Can you share some highlights as well as the limitations of the local fashion industry?
VIFW has positively changed people’s perception of the local fashion industry in recent years. Many Vietnamese designers, such as Nguyen Cong Tri, Phuong My and Thuy Nguyen, have made a good impression on international customers. This local industry has gradually been “shaped” and is on the rise. I am also glad that local fashion consumers have formed a habit of embracing Vietnamese products, “Vietnamese people use Vietnamese goods”, instead of purchasing fashion pieces from China, as they used to do. An open and dynamic economy is another important factor that boosts the growth of Vietnam’s fashion market. Various made-in-Vietnam brands have recently been introduced and are well-loved by the public.

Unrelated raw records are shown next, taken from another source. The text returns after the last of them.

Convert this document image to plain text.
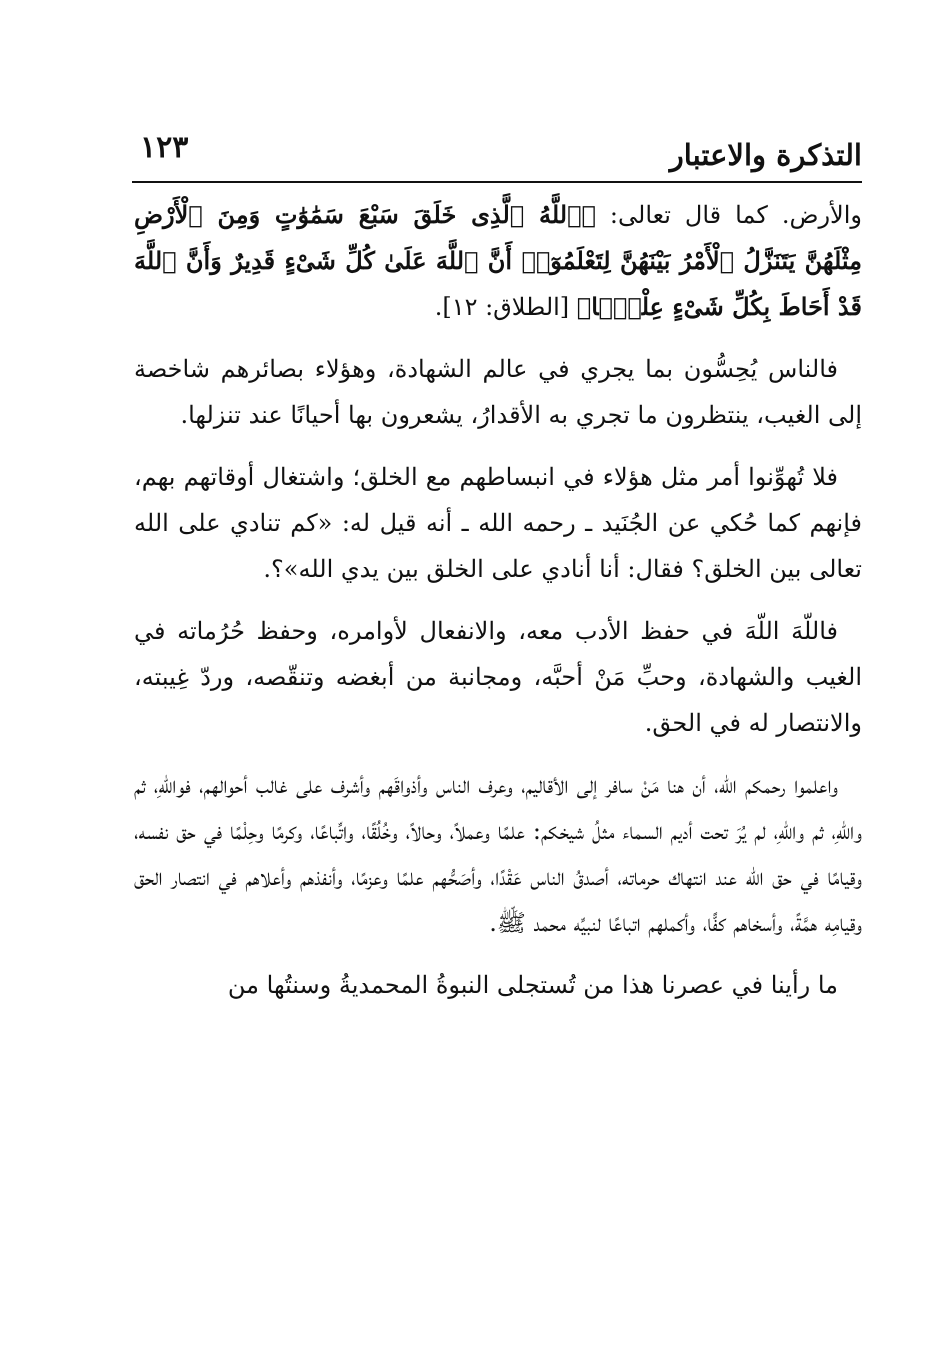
التذكرة والاعتبار
١٢٣

والأرض. كما قال تعالى: ﴿ٱللَّهُ ٱلَّذِى خَلَقَ سَبْعَ سَمَٰوَٰتٍ وَمِنَ ٱلْأَرْضِ مِثْلَهُنَّ يَتَنَزَّلُ ٱلْأَمْرُ بَيْنَهُنَّ لِتَعْلَمُوٓا۟ أَنَّ ٱللَّهَ عَلَىٰ كُلِّ شَىْءٍ قَدِيرٌ وَأَنَّ ٱللَّهَ قَدْ أَحَاطَ بِكُلِّ شَىْءٍ عِلْمًۢا﴾ [الطلاق: ١٢].

فالناس يُحِسُّون بما يجري في عالم الشهادة، وهؤلاء بصائرهم شاخصة إلى الغيب، ينتظرون ما تجري به الأقدارُ، يشعرون بها أحيانًا عند تنزلها.

فلا تُهوِّنوا أمر مثل هؤلاء في انبساطهم مع الخلق؛ واشتغال أوقاتهم بهم، فإنهم كما حُكي عن الجُنَيد ـ رحمه الله ـ أنه قيل له: «كم تنادي على الله تعالى بين الخلق؟ فقال: أنا أنادي على الخلق بين يدي الله»؟.

فاللّهَ اللّهَ في حفظ الأدب معه، والانفعال لأوامره، وحفظ حُرُماته في الغيب والشهادة، وحبِّ مَنْ أحبَّه، ومجانبة من أبغضه وتنقّصه، وردّ غِيبته، والانتصار له في الحق.

واعلموا رحمكم الله، أن هنا مَنْ سافر إلى الأقاليم، وعرف الناس وأذواقَهم وأشرف على غالب أحوالهم، فواللهِ، ثم واللهِ، ثم واللّهِ، لم يُرَ تحت أديم السماء مثلُ شيخكم: علمًا وعملاً، وحالاً، وخُلُقًا، واتِّباعًا، وكرمًا وحِلْمًا في حق نفسه، وقيامًا في حق الله عند انتهاك حرماته، أصدقُ الناس عَقْدًا، وأصَحُّهم علمًا وعزمًا، وأنفذهم وأعلاهم في انتصار الحق وقيامِه همَّةً، وأسخاهم كفًّا، وأكملهم اتباعًا لنبيِّه محمد ﷺ.

ما رأينا في عصرنا هذا من تُستجلى النبوةُ المحمديةُ وسنتُها من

However, the biggest limitation that the local fashion market has faced, in my humble experience, is the lack of proper investment in fashion- and design-related activities from the Government. We have invested in the development of manufacturing factories for overseas companies but have not focused on the local market. Many hundreds-year-old craft and silk villages that offer support for raw materials have not been taken care of, while passionate and young designers have not been given quality training that would help them catch up with the world. We have yet to create a link between key fashion 'knots', from raw materials, factories, processing and design to communication and brand promotion. With that said, it will take some time to solve these problems and introduce more Vietnamese fashion brands to the world.
At the moment, we have scheduled meetings with the Ministry of Industry and Trade to promote the establishment of the Vietnam Fashion Association as an organisation that represents all units operating in the fashion field in Vietnam. In the time to come, I hope the Government will invest and pay more attention to the fashion industry to help secure our place on the regional and global fashion map.